Unless the recovery falls off the rails, which few experts expect, the pandemic-induced recession could be one of the shortest in history, technically speaking. But the effects will be long-lasting.
The nonpartisan Congressional Budget Office doesn’t see real GDP returning to pre-pandemic levels until the middle of 2022, and it’ll be years after that before the economy returns to full employment.

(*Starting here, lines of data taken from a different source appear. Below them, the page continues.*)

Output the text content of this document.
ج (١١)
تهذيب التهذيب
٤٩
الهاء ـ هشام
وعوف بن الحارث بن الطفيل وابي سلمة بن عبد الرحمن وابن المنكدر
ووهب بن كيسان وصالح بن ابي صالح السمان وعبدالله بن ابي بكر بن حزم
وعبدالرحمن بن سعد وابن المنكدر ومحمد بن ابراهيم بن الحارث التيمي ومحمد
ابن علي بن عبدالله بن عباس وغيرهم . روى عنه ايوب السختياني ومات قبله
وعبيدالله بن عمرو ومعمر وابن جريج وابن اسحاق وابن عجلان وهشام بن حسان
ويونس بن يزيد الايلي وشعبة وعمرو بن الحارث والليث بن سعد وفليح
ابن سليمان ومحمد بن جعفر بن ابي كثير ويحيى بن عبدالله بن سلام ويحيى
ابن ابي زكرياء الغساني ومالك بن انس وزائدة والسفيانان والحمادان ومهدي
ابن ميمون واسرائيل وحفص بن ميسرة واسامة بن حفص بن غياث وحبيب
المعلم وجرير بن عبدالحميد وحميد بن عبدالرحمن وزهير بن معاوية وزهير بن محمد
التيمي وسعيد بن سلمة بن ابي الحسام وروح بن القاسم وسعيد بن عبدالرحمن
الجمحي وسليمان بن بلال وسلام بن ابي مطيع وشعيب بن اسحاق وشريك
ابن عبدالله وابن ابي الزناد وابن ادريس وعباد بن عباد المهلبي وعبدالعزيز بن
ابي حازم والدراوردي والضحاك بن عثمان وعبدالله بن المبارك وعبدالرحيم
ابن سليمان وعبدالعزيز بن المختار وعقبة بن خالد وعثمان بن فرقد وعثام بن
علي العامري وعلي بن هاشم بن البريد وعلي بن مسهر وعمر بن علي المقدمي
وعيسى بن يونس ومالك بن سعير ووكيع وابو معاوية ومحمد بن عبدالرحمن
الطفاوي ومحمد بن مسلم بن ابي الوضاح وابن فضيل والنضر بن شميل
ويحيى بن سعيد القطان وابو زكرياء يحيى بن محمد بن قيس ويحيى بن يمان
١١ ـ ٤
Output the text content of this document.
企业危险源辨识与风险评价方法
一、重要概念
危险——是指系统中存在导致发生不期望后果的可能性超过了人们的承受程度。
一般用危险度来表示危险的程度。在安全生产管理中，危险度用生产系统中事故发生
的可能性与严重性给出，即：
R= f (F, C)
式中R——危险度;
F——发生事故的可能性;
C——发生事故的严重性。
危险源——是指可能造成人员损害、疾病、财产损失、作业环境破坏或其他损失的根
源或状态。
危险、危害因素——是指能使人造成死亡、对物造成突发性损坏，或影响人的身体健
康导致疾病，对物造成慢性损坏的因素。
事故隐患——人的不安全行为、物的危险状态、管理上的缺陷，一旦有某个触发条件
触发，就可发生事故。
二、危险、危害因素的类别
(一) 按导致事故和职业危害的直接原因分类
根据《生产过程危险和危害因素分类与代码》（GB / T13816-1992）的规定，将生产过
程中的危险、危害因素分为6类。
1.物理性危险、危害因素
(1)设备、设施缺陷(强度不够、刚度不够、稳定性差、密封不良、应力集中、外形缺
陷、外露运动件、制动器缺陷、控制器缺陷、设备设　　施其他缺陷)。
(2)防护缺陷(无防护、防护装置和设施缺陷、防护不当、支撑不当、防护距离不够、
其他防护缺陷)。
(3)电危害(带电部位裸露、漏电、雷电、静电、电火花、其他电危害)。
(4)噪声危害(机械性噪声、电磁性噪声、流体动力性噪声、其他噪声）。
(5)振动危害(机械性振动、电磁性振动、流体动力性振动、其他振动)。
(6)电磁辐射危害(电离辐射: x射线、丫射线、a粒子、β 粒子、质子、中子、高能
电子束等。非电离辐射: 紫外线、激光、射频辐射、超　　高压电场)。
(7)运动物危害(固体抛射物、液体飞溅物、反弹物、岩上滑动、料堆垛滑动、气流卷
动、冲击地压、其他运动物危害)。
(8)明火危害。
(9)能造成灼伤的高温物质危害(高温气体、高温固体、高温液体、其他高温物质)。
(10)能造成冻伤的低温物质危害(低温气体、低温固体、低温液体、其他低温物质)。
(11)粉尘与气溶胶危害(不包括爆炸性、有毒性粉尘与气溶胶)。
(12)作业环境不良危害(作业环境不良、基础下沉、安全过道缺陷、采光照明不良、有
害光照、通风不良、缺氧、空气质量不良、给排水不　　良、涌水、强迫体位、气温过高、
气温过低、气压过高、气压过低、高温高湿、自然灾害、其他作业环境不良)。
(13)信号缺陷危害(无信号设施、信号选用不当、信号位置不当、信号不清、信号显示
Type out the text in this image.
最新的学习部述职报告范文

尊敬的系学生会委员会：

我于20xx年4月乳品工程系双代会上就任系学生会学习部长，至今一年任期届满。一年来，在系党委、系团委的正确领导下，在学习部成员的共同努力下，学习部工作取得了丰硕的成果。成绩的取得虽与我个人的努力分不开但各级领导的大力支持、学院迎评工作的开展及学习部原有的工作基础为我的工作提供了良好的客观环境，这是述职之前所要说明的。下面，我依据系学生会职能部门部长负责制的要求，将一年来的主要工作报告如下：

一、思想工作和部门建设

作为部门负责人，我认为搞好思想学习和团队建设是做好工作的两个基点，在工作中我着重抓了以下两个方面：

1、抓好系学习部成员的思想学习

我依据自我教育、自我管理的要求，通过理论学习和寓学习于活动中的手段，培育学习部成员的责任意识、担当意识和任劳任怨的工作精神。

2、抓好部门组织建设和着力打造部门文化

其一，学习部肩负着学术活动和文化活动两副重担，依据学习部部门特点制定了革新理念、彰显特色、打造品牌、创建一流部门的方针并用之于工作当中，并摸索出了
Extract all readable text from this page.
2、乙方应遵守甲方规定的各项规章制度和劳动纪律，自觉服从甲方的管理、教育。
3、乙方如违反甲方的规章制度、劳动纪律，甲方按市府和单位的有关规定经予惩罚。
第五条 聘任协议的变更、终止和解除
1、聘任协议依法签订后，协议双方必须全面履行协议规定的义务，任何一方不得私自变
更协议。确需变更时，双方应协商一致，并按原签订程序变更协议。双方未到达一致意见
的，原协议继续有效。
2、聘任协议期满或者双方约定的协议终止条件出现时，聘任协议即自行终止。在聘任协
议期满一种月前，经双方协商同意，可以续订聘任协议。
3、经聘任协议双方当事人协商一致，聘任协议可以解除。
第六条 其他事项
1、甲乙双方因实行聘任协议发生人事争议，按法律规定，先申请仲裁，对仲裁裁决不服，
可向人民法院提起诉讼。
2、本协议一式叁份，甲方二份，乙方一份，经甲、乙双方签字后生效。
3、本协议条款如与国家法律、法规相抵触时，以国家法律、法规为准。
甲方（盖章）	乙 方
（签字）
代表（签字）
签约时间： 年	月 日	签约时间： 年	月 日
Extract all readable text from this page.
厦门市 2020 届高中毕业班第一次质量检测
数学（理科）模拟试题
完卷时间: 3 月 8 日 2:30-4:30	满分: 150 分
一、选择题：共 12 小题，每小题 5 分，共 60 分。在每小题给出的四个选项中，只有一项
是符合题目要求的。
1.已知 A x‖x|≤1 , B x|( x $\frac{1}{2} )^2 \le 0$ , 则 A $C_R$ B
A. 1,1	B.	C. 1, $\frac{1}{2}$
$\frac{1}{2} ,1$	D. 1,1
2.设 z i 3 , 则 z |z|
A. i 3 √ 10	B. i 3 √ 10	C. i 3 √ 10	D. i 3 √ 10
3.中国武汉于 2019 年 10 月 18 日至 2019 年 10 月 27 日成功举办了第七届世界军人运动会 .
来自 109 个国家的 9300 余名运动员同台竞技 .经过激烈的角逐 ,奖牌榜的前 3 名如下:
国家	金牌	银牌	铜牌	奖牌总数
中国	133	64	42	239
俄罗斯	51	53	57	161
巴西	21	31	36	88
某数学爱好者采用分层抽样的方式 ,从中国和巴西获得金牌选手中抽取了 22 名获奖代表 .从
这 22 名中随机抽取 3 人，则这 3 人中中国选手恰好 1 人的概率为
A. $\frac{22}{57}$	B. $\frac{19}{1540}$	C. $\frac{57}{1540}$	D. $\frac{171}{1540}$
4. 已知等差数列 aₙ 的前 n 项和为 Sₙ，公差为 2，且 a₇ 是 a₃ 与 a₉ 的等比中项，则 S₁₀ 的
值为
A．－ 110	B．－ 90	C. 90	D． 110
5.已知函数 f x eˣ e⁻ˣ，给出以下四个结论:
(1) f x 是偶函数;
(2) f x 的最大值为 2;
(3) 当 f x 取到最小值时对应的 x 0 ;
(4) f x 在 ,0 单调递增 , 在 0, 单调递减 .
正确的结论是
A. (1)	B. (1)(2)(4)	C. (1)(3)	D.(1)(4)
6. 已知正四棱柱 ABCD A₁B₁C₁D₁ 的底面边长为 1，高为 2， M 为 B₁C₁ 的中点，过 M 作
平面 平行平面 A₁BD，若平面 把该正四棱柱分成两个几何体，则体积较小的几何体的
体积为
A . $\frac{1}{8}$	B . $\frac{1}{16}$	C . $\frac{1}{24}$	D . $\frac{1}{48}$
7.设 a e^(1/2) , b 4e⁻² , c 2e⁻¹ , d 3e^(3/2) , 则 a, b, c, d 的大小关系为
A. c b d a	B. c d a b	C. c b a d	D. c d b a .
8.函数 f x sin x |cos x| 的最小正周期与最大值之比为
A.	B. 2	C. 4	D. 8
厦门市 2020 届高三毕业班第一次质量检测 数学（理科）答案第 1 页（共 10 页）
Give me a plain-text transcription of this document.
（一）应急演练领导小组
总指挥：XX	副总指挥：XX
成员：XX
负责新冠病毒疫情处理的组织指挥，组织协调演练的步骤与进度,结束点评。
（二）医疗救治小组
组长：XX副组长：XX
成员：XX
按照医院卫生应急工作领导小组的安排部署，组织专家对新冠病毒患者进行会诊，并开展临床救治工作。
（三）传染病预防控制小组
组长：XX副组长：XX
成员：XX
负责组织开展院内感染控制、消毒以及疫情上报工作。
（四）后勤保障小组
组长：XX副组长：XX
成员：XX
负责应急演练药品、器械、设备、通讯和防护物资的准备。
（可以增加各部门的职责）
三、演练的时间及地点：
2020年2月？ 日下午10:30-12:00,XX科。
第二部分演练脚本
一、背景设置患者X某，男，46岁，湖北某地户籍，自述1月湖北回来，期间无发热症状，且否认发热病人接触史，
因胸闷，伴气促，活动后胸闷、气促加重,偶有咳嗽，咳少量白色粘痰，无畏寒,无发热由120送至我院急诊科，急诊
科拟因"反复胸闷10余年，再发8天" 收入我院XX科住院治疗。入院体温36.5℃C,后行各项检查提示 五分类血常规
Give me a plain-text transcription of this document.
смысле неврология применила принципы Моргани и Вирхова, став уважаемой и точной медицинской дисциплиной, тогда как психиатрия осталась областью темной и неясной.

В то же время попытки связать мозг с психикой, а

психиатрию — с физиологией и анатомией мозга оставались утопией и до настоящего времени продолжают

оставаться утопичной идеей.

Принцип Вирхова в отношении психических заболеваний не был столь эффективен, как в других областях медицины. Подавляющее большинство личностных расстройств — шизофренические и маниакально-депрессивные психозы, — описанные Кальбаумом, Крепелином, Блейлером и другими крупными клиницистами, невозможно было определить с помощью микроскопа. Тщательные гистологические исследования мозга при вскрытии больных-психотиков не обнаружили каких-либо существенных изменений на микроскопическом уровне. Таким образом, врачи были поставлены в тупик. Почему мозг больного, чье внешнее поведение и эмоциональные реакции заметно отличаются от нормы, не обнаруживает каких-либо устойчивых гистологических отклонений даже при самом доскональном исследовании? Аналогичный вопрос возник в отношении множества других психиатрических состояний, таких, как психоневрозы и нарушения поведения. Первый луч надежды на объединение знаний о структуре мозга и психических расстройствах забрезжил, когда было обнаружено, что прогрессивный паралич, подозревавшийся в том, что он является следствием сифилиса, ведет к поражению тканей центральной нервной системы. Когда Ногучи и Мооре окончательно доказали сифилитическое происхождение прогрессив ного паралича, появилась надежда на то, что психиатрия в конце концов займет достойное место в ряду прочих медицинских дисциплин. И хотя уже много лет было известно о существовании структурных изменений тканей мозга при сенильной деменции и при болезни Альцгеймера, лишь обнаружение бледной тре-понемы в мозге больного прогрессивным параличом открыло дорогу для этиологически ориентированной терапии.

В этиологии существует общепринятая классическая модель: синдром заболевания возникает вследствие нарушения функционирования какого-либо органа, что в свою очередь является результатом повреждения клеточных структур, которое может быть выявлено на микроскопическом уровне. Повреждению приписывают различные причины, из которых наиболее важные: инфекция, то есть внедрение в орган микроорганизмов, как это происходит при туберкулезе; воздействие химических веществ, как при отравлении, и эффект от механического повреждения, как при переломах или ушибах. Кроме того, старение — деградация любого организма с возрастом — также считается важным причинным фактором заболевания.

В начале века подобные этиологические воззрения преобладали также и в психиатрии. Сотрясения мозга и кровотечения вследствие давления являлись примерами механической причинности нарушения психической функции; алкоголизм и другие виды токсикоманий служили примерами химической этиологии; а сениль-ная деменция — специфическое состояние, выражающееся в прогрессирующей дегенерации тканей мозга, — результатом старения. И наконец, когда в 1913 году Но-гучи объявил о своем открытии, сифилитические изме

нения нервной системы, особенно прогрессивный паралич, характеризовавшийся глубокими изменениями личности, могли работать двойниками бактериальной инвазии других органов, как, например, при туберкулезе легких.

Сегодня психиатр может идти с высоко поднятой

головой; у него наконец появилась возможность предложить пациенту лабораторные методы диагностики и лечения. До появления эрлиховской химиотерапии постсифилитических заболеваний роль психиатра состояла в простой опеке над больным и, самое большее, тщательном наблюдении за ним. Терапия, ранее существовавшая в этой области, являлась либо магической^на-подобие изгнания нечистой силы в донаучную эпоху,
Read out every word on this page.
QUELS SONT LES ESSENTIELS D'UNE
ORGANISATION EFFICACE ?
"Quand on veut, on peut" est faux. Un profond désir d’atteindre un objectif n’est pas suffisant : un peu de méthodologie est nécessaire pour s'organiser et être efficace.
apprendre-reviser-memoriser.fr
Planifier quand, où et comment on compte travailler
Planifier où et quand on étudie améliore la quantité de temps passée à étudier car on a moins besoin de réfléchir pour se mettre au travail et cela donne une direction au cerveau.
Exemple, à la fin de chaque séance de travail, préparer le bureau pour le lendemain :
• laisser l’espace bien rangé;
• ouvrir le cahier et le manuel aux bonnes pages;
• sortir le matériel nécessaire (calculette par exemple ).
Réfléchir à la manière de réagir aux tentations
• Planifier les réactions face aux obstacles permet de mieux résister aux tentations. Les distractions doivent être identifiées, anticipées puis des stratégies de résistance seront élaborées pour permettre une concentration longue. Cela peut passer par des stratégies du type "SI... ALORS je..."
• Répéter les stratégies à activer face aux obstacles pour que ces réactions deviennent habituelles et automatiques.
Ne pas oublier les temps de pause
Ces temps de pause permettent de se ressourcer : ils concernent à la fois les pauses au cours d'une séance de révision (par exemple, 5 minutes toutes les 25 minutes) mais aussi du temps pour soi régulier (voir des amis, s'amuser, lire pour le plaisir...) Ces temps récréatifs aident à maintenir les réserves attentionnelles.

For President Donald Trump, the pandemic has undercut his plan to campaign for reelection on the strength of the economy. Since the pandemic, he has fallen behind former Vice President Joe Biden, the presumptive Democratic nominee, in national polls as well as in surveys of voters in key swing states. And analysts say it’ll be a hard uphill climb for Trump, even if he can generate strong GDP numbers and lower unemployment.
“My sense is people’s perceptions of a recovering economy aren’t going to be especially good,” said Marc Hetherington, a political scientist at the University of North Carolina at Chapel Hill, who found that a recovering economy in the waning months of George H.W. Bush’s reelection bid in 1992 wasn’t enough.
“It usually takes a while for people to perceive that kind of improvement. You don’t start to feel it in your real life until after the uptick has taken place and is being sustained for a while,” Hetherington said.